Why can't you use cat to read a file line by line where each line has delimiters

53,404

Solution 1

The problem is not in cat, nor in the for loop per se; it is in the use of back quotes. When you write either:

for i in `cat file`

or (better):

for i in $(cat file)

or (in bash):

for i in $(<file)

the shell executes the command and captures the output as a string, separating the words at the characters in $IFS. If you want lines input to $i, you either have to fiddle with IFS or use the while loop. The while loop is better if there's any danger that the files processed will be large; it doesn't have to read the whole file into memory all at once, unlike the versions using $(...).

IFS='
'
for i in $(<file)
do echo "$i"
done

The quotes around the "$i" are generally a good idea. In this context, with the modified $IFS, it actually isn't critical, but good habits are good habits even so. It matters in the following script:

old="$IFS"
IFS='
'
for i in $(<file)
do
   (
   IFS="$old"
   echo "$i"
   )
done

when the data file contains multiple spaces between words:

$ cat file
abc                  123,         comma
the   quick   brown   fox
jumped   over   the   lazy   dog
comma,   comma
$ 

Output:

$ sh bq.sh
abc                  123,         comma
the   quick   brown   fox
jumped   over   the   lazy   dog
comma,   comma
$

Without the double quotes:

$ cat bq.sh
old="$IFS"
IFS='
'
for i in $(<file)
do
   (
   IFS="$old"
   echo $i
   )
done
$ sh bq.sh
abc 123, comma
the quick brown fox
jumped over the lazy dog
comma, comma
$

Solution 2

You can use IFS variable to specific you want a newline as the field separator:

IFS=$'\n'
for i in `cat file`
do
   echo $i
done

Solution 3

cat filename | while read i
do
    echo $i
done

Solution 4

the for loop coupled with a change of the internal field separator(IFS) will read file as intended

for an input

abc 123, comma
the quick brown fox
jumped over the lazy dog
comma, comma

For loop coupled with an IFS change

old_IFS=$IFS
IFS=$'\n'
for i in `cat file`
do
        echo $i
done
IFS=$old_IFS

results in

abc 123, comma
the quick brown fox
jumped over the lazy dog
comma, comma

Solution 5

IFS - Internal field separator can be set to get what you want.

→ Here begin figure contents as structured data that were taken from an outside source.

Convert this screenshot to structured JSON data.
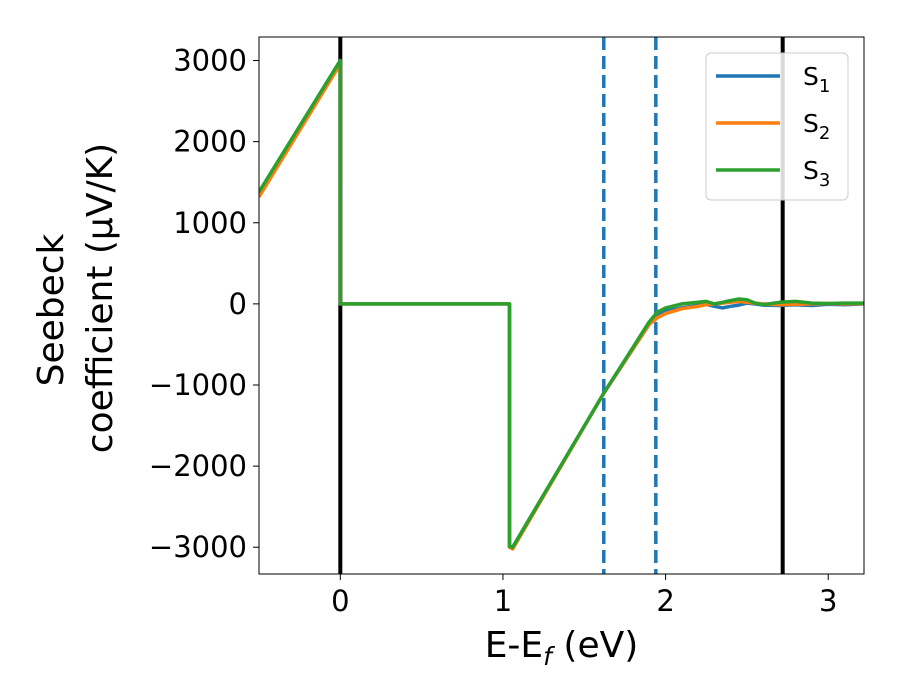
{
  "chart_data": {
    "type": "line",
    "title": "",
    "xlabel_parts": [
      "E-E",
      "f",
      " (eV)"
    ],
    "ylabel_lines": [
      "Seebeck",
      "coefficient  (μV/K)"
    ],
    "xlim": [
      -0.5,
      3.22
    ],
    "ylim": [
      -3330,
      3290
    ],
    "xticks": [
      0,
      1,
      2,
      3
    ],
    "xtick_labels": [
      "0",
      "1",
      "2",
      "3"
    ],
    "yticks": [
      3000,
      2000,
      1000,
      0,
      -1000,
      -2000,
      -3000
    ],
    "ytick_labels": [
      "3000",
      "2000",
      "1000",
      "0",
      "−1000",
      "−2000",
      "−3000"
    ],
    "grid": false,
    "legend_position": "top-right",
    "legend": [
      {
        "base": "S",
        "sub": "1",
        "color": "#1f77b4"
      },
      {
        "base": "S",
        "sub": "2",
        "color": "#ff7f0e"
      },
      {
        "base": "S",
        "sub": "3",
        "color": "#2ca02c"
      }
    ],
    "vlines": [
      {
        "x": 0.0,
        "color": "#000000",
        "style": "solid"
      },
      {
        "x": 2.72,
        "color": "#000000",
        "style": "solid"
      },
      {
        "x": 1.62,
        "color": "#1f77b4",
        "style": "dashed"
      },
      {
        "x": 1.94,
        "color": "#1f77b4",
        "style": "dashed"
      }
    ],
    "series": [
      {
        "color": "#1f77b4",
        "x": [
          -0.5,
          0.0,
          0.0,
          1.04,
          1.04,
          1.06,
          1.62,
          1.9,
          1.95,
          2.0,
          2.1,
          2.2,
          2.25,
          2.3,
          2.35,
          2.4,
          2.45,
          2.5,
          2.55,
          2.6,
          2.7,
          2.8,
          2.9,
          3.0,
          3.1,
          3.22
        ],
        "y": [
          1370,
          3000,
          0,
          0,
          -2990,
          -3000,
          -1100,
          -250,
          -150,
          -90,
          -50,
          -20,
          -5,
          -30,
          -50,
          -30,
          -15,
          10,
          0,
          -15,
          -20,
          -10,
          -20,
          -5,
          -10,
          0
        ]
      },
      {
        "color": "#ff7f0e",
        "x": [
          -0.5,
          0.0,
          0.0,
          1.04,
          1.04,
          1.06,
          1.62,
          1.9,
          1.95,
          2.0,
          2.1,
          2.2,
          2.25,
          2.3,
          2.35,
          2.4,
          2.45,
          2.5,
          2.55,
          2.6,
          2.7,
          2.8,
          2.9,
          3.0,
          3.1,
          3.22
        ],
        "y": [
          1320,
          2960,
          0,
          0,
          -3000,
          -3020,
          -1100,
          -250,
          -170,
          -120,
          -60,
          -30,
          -10,
          0,
          10,
          20,
          30,
          20,
          10,
          0,
          -10,
          -5,
          0,
          5,
          0,
          5
        ]
      },
      {
        "color": "#2ca02c",
        "x": [
          -0.5,
          0.0,
          0.0,
          1.04,
          1.04,
          1.06,
          1.62,
          1.9,
          1.95,
          2.0,
          2.1,
          2.2,
          2.25,
          2.3,
          2.35,
          2.4,
          2.45,
          2.5,
          2.55,
          2.6,
          2.7,
          2.8,
          2.9,
          3.0,
          3.1,
          3.22
        ],
        "y": [
          1380,
          3000,
          0,
          0,
          -2990,
          -3000,
          -1100,
          -220,
          -100,
          -50,
          0,
          20,
          30,
          0,
          20,
          40,
          60,
          50,
          10,
          -10,
          20,
          30,
          10,
          5,
          10,
          10
        ]
      }
    ]
  }
}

To read a whole line at once, use: IFS=""

Share:
53,404

Related videos on Youtube

Classified
Author by

Classified

Updated on April 02, 2021

Comments

  • Classified
    Classified about 3 years

    I have a text file that contains something like this:

    abc 123, comma
    the quick brown fox
    jumped over the lazy dog
    comma, comma
    

    I wrote a script

    for i in `cat file`
    do
       echo $i
    done
    

    For some reason, the output of the script doesn't output the file line by line but breaks it off at the commas, as well as the newline. Why is cat or "for blah in cat xyz" doing this and how can I make it NOT do this? I know I can use a

    while read line
    do
       blah balh blah
    done < file
    

    but I want to know why cat or the "for blah in" is doing this to further my understanding of unix commands. Cat's man page didn't help me and looking at for or looping in the bash manual didn't yield any answers (http://www.gnu.org/software/bash/manual/bashref.html). Thanks in advance for your help.

  • chepner
    chepner almost 11 years
    Simply use IFS= read -r line to preserve all whitespace in the line.
  • Jonathan Leffler
    Jonathan Leffler almost 11 years
    The only reason the spacing is 'lost' with the while loop is because you used echo $line rather than echo "$line". If spacing is important, enclose the variable reference in double quotes.
  • Charles Duffy
    Charles Duffy almost 11 years
    As chepner says, this should be read -r to avoid unintended side effects (evaluating backslash escape sequences).
  • Charles Duffy
    Charles Duffy almost 11 years
    Unsafe -- you've prevented string-splitting, but you haven't prevented glob expansion. If a line contains *, that will be expanded to a list of names in the current directory during the echo.
  • Classified
    Classified almost 11 years
    thx for your help and reply. I'm a little confused here with bash/*nix. I didn't change IFS. It's set as a newline by default. I checked it with echo "IFS = $IFS word test" and the string "word test" got printed to the following line so we know it's \n by default. In any case, using the default IFS, it breaks my line at the comma even though IFS=\n. When I do as you suggested above, by setting the IFS explicitly to \n, then it prints my whole line without breaking over the comma. Any idea why it works when it's explicitly set as \n and not work when by default IFS is already \n? Thanks again.
  • Jonathan Leffler
    Jonathan Leffler almost 11 years
    The default value of IFS is (using a piece of bash-speak) $' \t\n'; that is, it consists of blank, tab, newline. This probably alters your analysis. When you say 'breaks at the comma', you mean it breaks at the space after the comma, I believe, which is consistent with IFS containing blank (and tab and newline).